In its post-budget analysis, the Institute for Fiscal Studies contrasted the way in which the furlough, stamp duty holiday, the cut in VAT and business rates support were being phased out, with the cliff edge for universal credit (UC) in September.
Paul Johnson, the IFS’s director, said pressure would mount to maintain the £20 a week increase, even though it would cost the Treasury £6bn a year.
“It is, by the way, remarkable that while the chancellor felt the need for a gradual phase out of furlough, business rates support, stamp duty reductions and VAT reductions he is still set on a cliff edge reduction in UC such that incomes of some of the poorest families will fall by over £80 between one month and the next. Whatever the case for cutting generosity into the longer term, if you’re going to do so the case for doing it gradually rather than all at once looks unanswerable.”
Resolution: UK living standards to stagnate even after Covid crisis fades
Analysis of Rishi Sunak’s budget is pouring in this morning, with warnings that household incomes face a painful squeeze.

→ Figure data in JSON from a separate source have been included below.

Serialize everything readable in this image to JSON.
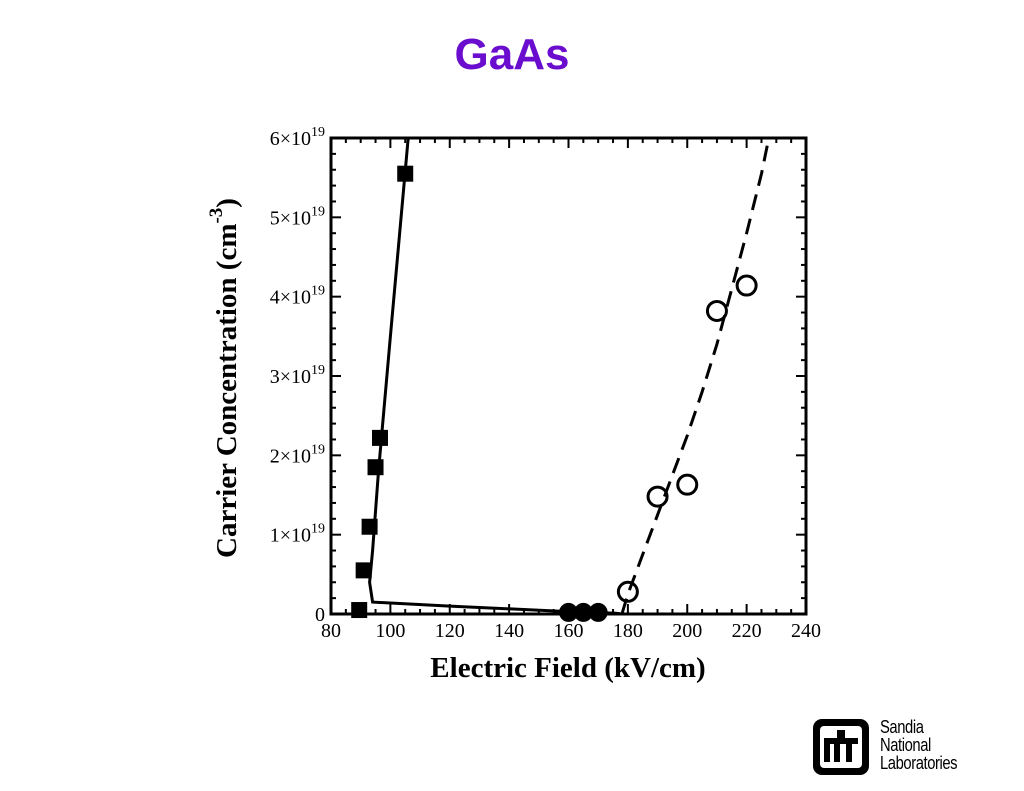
{
  "slide": {
    "title": "GaAs",
    "title_color": "#6a0dce"
  },
  "chart_data": {
    "type": "scatter",
    "title": "",
    "xlabel": "Electric Field (kV/cm)",
    "ylabel_main": "Carrier Concentration (cm",
    "ylabel_sup": "-3",
    "ylabel_close": ")",
    "xlim": [
      80,
      240
    ],
    "ylim": [
      0,
      6e+19
    ],
    "x_ticks": [
      80,
      100,
      120,
      140,
      160,
      180,
      200,
      220,
      240
    ],
    "x_tick_labels": [
      "80",
      "100",
      "120",
      "140",
      "160",
      "180",
      "200",
      "220",
      "240"
    ],
    "y_ticks": [
      0,
      1e+19,
      2e+19,
      3e+19,
      4e+19,
      5e+19,
      6e+19
    ],
    "y_tick_labels": [
      {
        "mantissa": "0",
        "exp": ""
      },
      {
        "mantissa": "1×10",
        "exp": "19"
      },
      {
        "mantissa": "2×10",
        "exp": "19"
      },
      {
        "mantissa": "3×10",
        "exp": "19"
      },
      {
        "mantissa": "4×10",
        "exp": "19"
      },
      {
        "mantissa": "5×10",
        "exp": "19"
      },
      {
        "mantissa": "6×10",
        "exp": "19"
      }
    ],
    "grid": false,
    "series": [
      {
        "marker": "filled-square",
        "x": [
          89.5,
          91,
          93,
          95,
          96.5,
          105
        ],
        "y": [
          5e+17,
          5.5e+18,
          1.1e+19,
          1.85e+19,
          2.22e+19,
          5.55e+19
        ]
      },
      {
        "marker": "filled-circle",
        "x": [
          160,
          165,
          170
        ],
        "y": [
          2e+17,
          2e+17,
          2e+17
        ]
      },
      {
        "marker": "open-circle",
        "x": [
          180,
          190,
          200,
          210,
          220
        ],
        "y": [
          2.8e+18,
          1.48e+19,
          1.63e+19,
          3.82e+19,
          4.14e+19
        ]
      }
    ],
    "curves": [
      {
        "style": "solid",
        "x": [
          106,
          100,
          96,
          94,
          93,
          94,
          120,
          160,
          176,
          178
        ],
        "y": [
          6e+19,
          3.5e+19,
          1.8e+19,
          8e+18,
          4e+18,
          1.5e+18,
          1e+18,
          3e+17,
          1e+17,
          0
        ]
      },
      {
        "style": "dashed",
        "x": [
          178,
          180,
          185,
          190,
          195,
          200,
          205,
          210,
          215,
          220,
          225,
          228
        ],
        "y": [
          0,
          2.5e+18,
          7.5e+18,
          1.25e+19,
          1.75e+19,
          2.25e+19,
          2.8e+19,
          3.4e+19,
          4.1e+19,
          4.8e+19,
          5.55e+19,
          6.1e+19
        ]
      }
    ]
  },
  "logo": {
    "line1": "Sandia",
    "line2": "National",
    "line3": "Laboratories"
  }
}
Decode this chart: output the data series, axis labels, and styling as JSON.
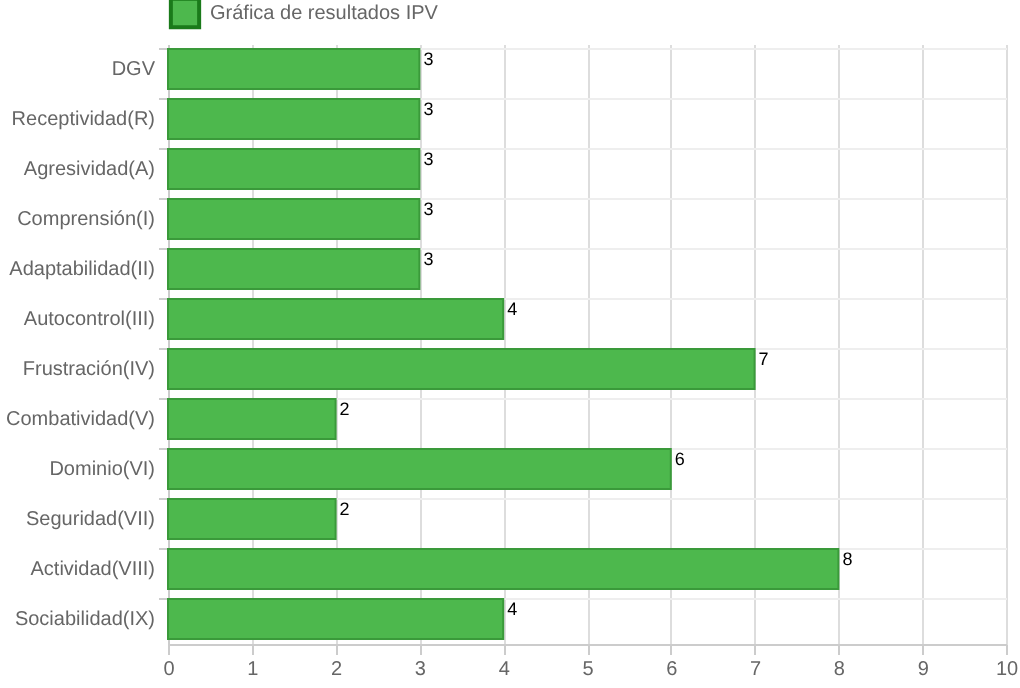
{
  "chart_data": {
    "type": "bar",
    "orientation": "horizontal",
    "categories": [
      "DGV",
      "Receptividad(R)",
      "Agresividad(A)",
      "Comprensión(I)",
      "Adaptabilidad(II)",
      "Autocontrol(III)",
      "Frustración(IV)",
      "Combatividad(V)",
      "Dominio(VI)",
      "Seguridad(VII)",
      "Actividad(VIII)",
      "Sociabilidad(IX)"
    ],
    "series": [
      {
        "name": "Gráfica de resultados IPV",
        "color": "#4db84d",
        "values": [
          3,
          3,
          3,
          3,
          3,
          4,
          7,
          2,
          6,
          2,
          8,
          4
        ]
      }
    ],
    "xlim": [
      0,
      10
    ],
    "xticks": [
      0,
      1,
      2,
      3,
      4,
      5,
      6,
      7,
      8,
      9,
      10
    ],
    "grid": true,
    "legend": "top",
    "data_labels": true
  }
}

My colleague Jasper Jolly explains:
The real earnings of UK workers will fall this year and remain stagnant after that even as the economy recovers from the coronavirus pandemic, according to analysis of the budget that suggests the government will oversee one of the worst periods for UK living standards on record.

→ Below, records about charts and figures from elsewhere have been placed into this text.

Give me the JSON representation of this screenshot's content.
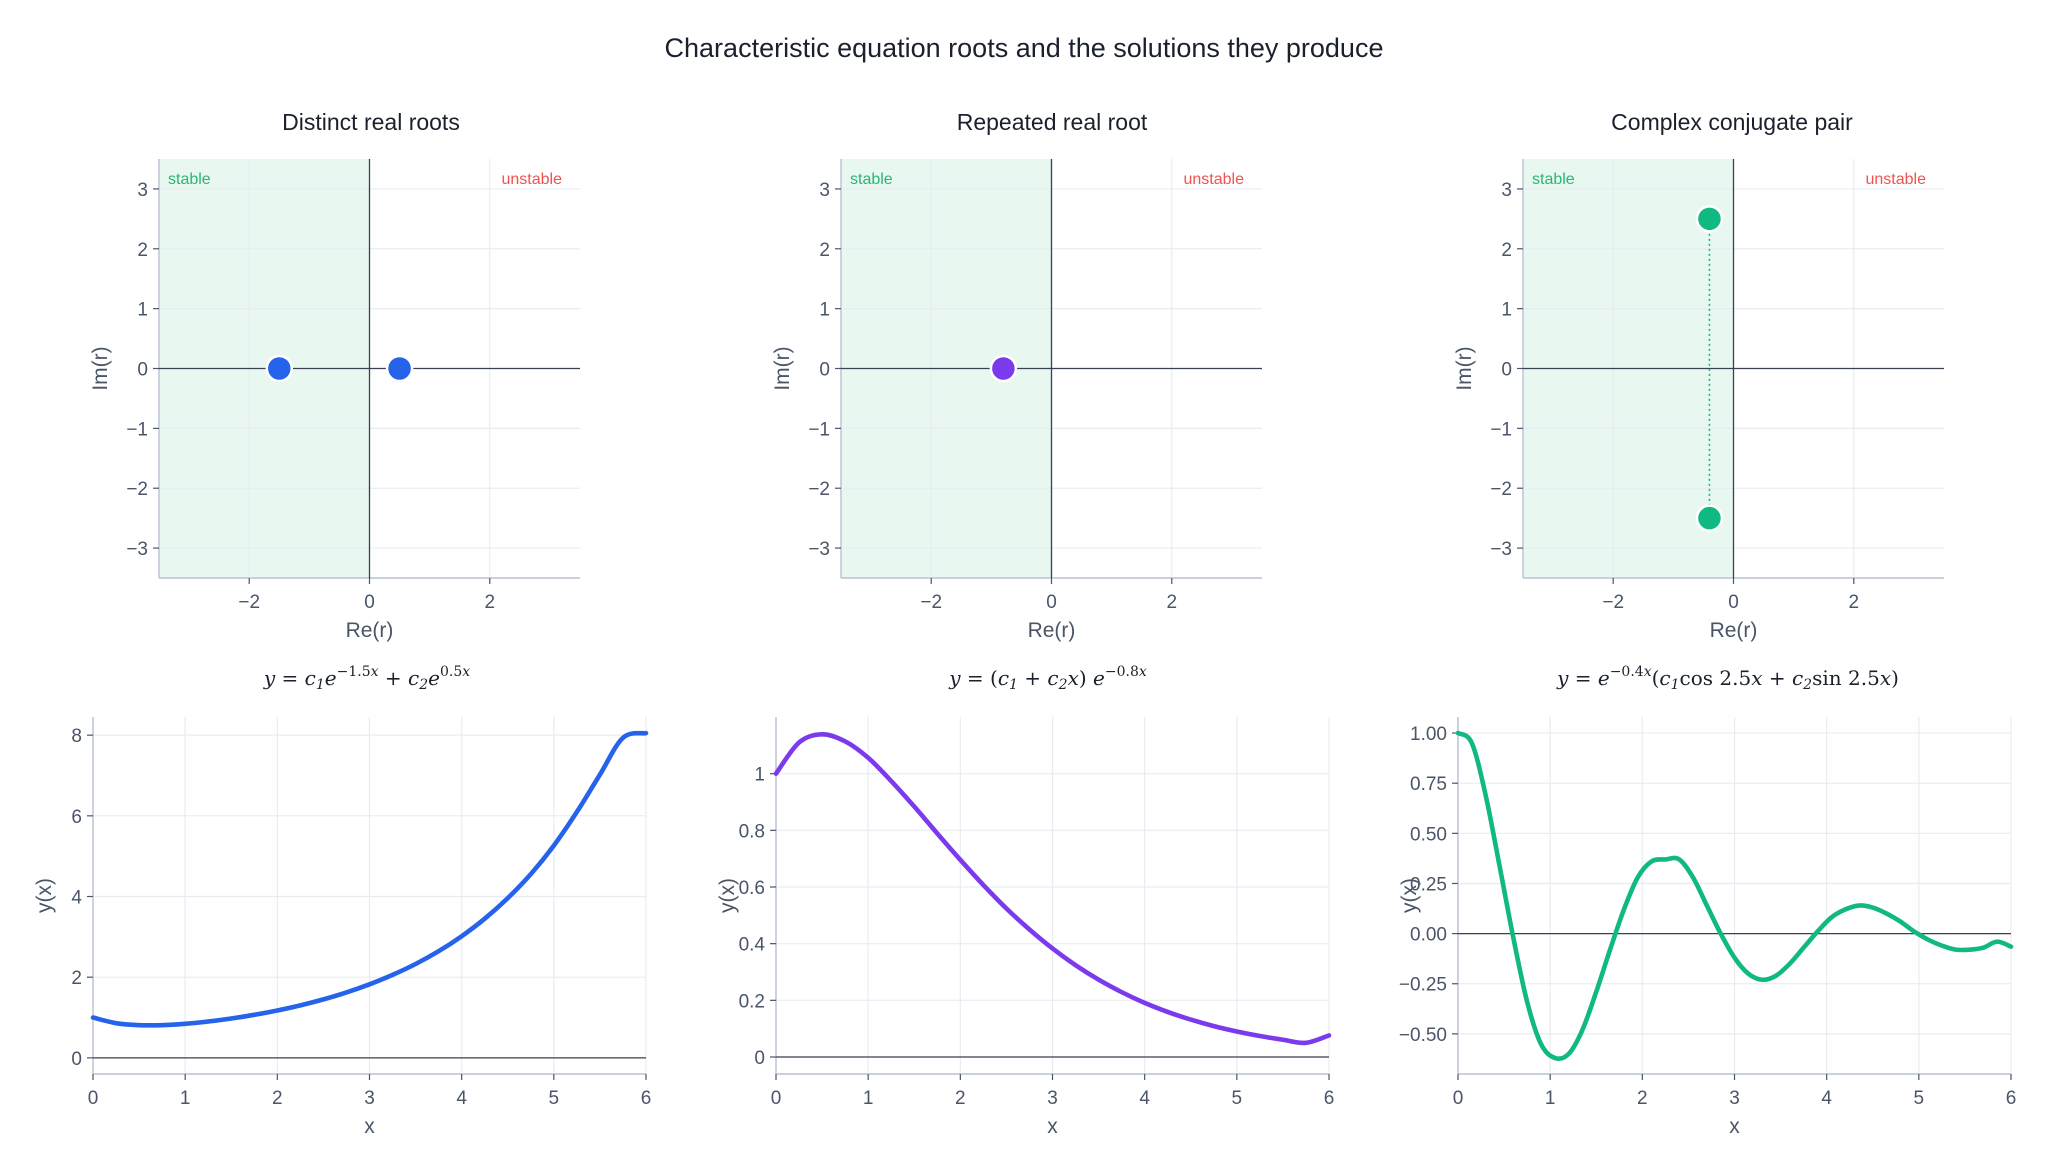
{
  "figure": {
    "title": "Characteristic equation roots and the solutions they produce",
    "colors": {
      "stable_fill": "#e9f7f1",
      "stable_text": "#2bb673",
      "unstable_text": "#ef5350",
      "grid": "#e8ecf2",
      "axis": "#3a4150"
    }
  },
  "chart_data": [
    {
      "type": "scatter",
      "title": "Distinct real roots",
      "xlabel": "Re(r)",
      "ylabel": "Im(r)",
      "xlim": [
        -3.5,
        3.5
      ],
      "ylim": [
        -3.5,
        3.5
      ],
      "xticks": [
        -2,
        0,
        2
      ],
      "yticks": [
        -3,
        -2,
        -1,
        0,
        1,
        2,
        3
      ],
      "region_labels": {
        "left": "stable",
        "right": "unstable"
      },
      "color": "#2563eb",
      "points": [
        {
          "x": -1.5,
          "y": 0
        },
        {
          "x": 0.5,
          "y": 0
        }
      ]
    },
    {
      "type": "scatter",
      "title": "Repeated real root",
      "xlabel": "Re(r)",
      "ylabel": "Im(r)",
      "xlim": [
        -3.5,
        3.5
      ],
      "ylim": [
        -3.5,
        3.5
      ],
      "xticks": [
        -2,
        0,
        2
      ],
      "yticks": [
        -3,
        -2,
        -1,
        0,
        1,
        2,
        3
      ],
      "region_labels": {
        "left": "stable",
        "right": "unstable"
      },
      "color": "#7c3aed",
      "points": [
        {
          "x": -0.8,
          "y": 0
        }
      ]
    },
    {
      "type": "scatter",
      "title": "Complex conjugate pair",
      "xlabel": "Re(r)",
      "ylabel": "Im(r)",
      "xlim": [
        -3.5,
        3.5
      ],
      "ylim": [
        -3.5,
        3.5
      ],
      "xticks": [
        -2,
        0,
        2
      ],
      "yticks": [
        -3,
        -2,
        -1,
        0,
        1,
        2,
        3
      ],
      "region_labels": {
        "left": "stable",
        "right": "unstable"
      },
      "color": "#10b981",
      "points": [
        {
          "x": -0.4,
          "y": 2.5
        },
        {
          "x": -0.4,
          "y": -2.5
        }
      ],
      "connector": true
    },
    {
      "type": "line",
      "title": "y = c1 e^(−1.5x) + c2 e^(0.5x)",
      "xlabel": "x",
      "ylabel": "y(x)",
      "xlim": [
        0,
        6
      ],
      "ylim": [
        -0.4,
        8.45
      ],
      "xticks": [
        0,
        1,
        2,
        3,
        4,
        5,
        6
      ],
      "yticks": [
        0,
        2,
        4,
        6,
        8
      ],
      "color": "#2563eb",
      "x": [
        0,
        0.25,
        0.5,
        0.75,
        1,
        1.25,
        1.5,
        1.75,
        2,
        2.25,
        2.5,
        2.75,
        3,
        3.25,
        3.5,
        3.75,
        4,
        4.25,
        4.5,
        4.75,
        5,
        5.25,
        5.5,
        5.75,
        6
      ],
      "y": [
        1.0,
        0.86,
        0.811,
        0.811,
        0.844,
        0.901,
        0.975,
        1.067,
        1.175,
        1.302,
        1.45,
        1.622,
        1.824,
        2.057,
        2.327,
        2.644,
        3.016,
        3.45,
        3.96,
        4.555,
        5.262,
        6.097,
        7.022,
        7.934,
        8.05
      ]
    },
    {
      "type": "line",
      "title": "y = (c1 + c2 x) e^(−0.8x)",
      "xlabel": "x",
      "ylabel": "y(x)",
      "xlim": [
        0,
        6
      ],
      "ylim": [
        -0.06,
        1.2
      ],
      "xticks": [
        0,
        1,
        2,
        3,
        4,
        5,
        6
      ],
      "yticks": [
        0.0,
        0.2,
        0.4,
        0.6,
        0.8,
        1.0
      ],
      "color": "#7c3aed",
      "x": [
        0,
        0.25,
        0.5,
        0.75,
        1,
        1.25,
        1.5,
        1.75,
        2,
        2.25,
        2.5,
        2.75,
        3,
        3.25,
        3.5,
        3.75,
        4,
        4.25,
        4.5,
        4.75,
        5,
        5.25,
        5.5,
        5.75,
        6
      ],
      "y": [
        1.0,
        1.11,
        1.139,
        1.114,
        1.056,
        0.974,
        0.884,
        0.789,
        0.696,
        0.607,
        0.524,
        0.45,
        0.383,
        0.324,
        0.273,
        0.229,
        0.191,
        0.159,
        0.132,
        0.109,
        0.09,
        0.074,
        0.061,
        0.05,
        0.076
      ]
    },
    {
      "type": "line",
      "title": "y = e^(−0.4x) (c1 cos 2.5x + c2 sin 2.5x)",
      "xlabel": "x",
      "ylabel": "y(x)",
      "xlim": [
        0,
        6
      ],
      "ylim": [
        -0.7,
        1.08
      ],
      "xticks": [
        0,
        1,
        2,
        3,
        4,
        5,
        6
      ],
      "yticks": [
        -0.5,
        -0.25,
        0.0,
        0.25,
        0.5,
        0.75,
        1.0
      ],
      "ytick_labels": [
        "−0.50",
        "−0.25",
        "0.00",
        "0.25",
        "0.50",
        "0.75",
        "1.00"
      ],
      "color": "#10b981",
      "x": [
        0,
        0.15,
        0.3,
        0.45,
        0.6,
        0.75,
        0.9,
        1.05,
        1.2,
        1.35,
        1.5,
        1.65,
        1.8,
        1.95,
        2.1,
        2.25,
        2.4,
        2.55,
        2.7,
        2.85,
        3.0,
        3.15,
        3.3,
        3.45,
        3.6,
        3.75,
        3.9,
        4.05,
        4.2,
        4.35,
        4.5,
        4.65,
        4.8,
        4.95,
        5.1,
        5.25,
        5.4,
        5.55,
        5.7,
        5.85,
        6.0
      ],
      "y": [
        1.0,
        0.95,
        0.69,
        0.34,
        -0.02,
        -0.34,
        -0.55,
        -0.62,
        -0.6,
        -0.48,
        -0.29,
        -0.08,
        0.12,
        0.28,
        0.36,
        0.37,
        0.37,
        0.28,
        0.14,
        0.0,
        -0.12,
        -0.2,
        -0.23,
        -0.21,
        -0.15,
        -0.07,
        0.01,
        0.08,
        0.12,
        0.14,
        0.13,
        0.1,
        0.06,
        0.01,
        -0.03,
        -0.06,
        -0.08,
        -0.08,
        -0.07,
        -0.04,
        -0.065
      ]
    }
  ]
}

Incomes will lag behind inflation during 2021-22 – meaning living standards will drop – and will only rise by an average of 0.3% annually over the course of the next four years, according to the Resolution Foundation, an independent thinktank.
It will be the worst inter-election period for real household disposable income on record, barring the short parliament of 2015-17, when David Cameron and then Theresa May were prime ministers. That parliament was marred by a spike in inflation following the Brexit referendum result.
The overnight analysis of Wednesday’s budget suggested that Rishi Sunak, the chancellor, will have significantly more work to do if the government is to improve UK living standards – or to reach his stated goal of reducing the share of public net debt relative to GDP.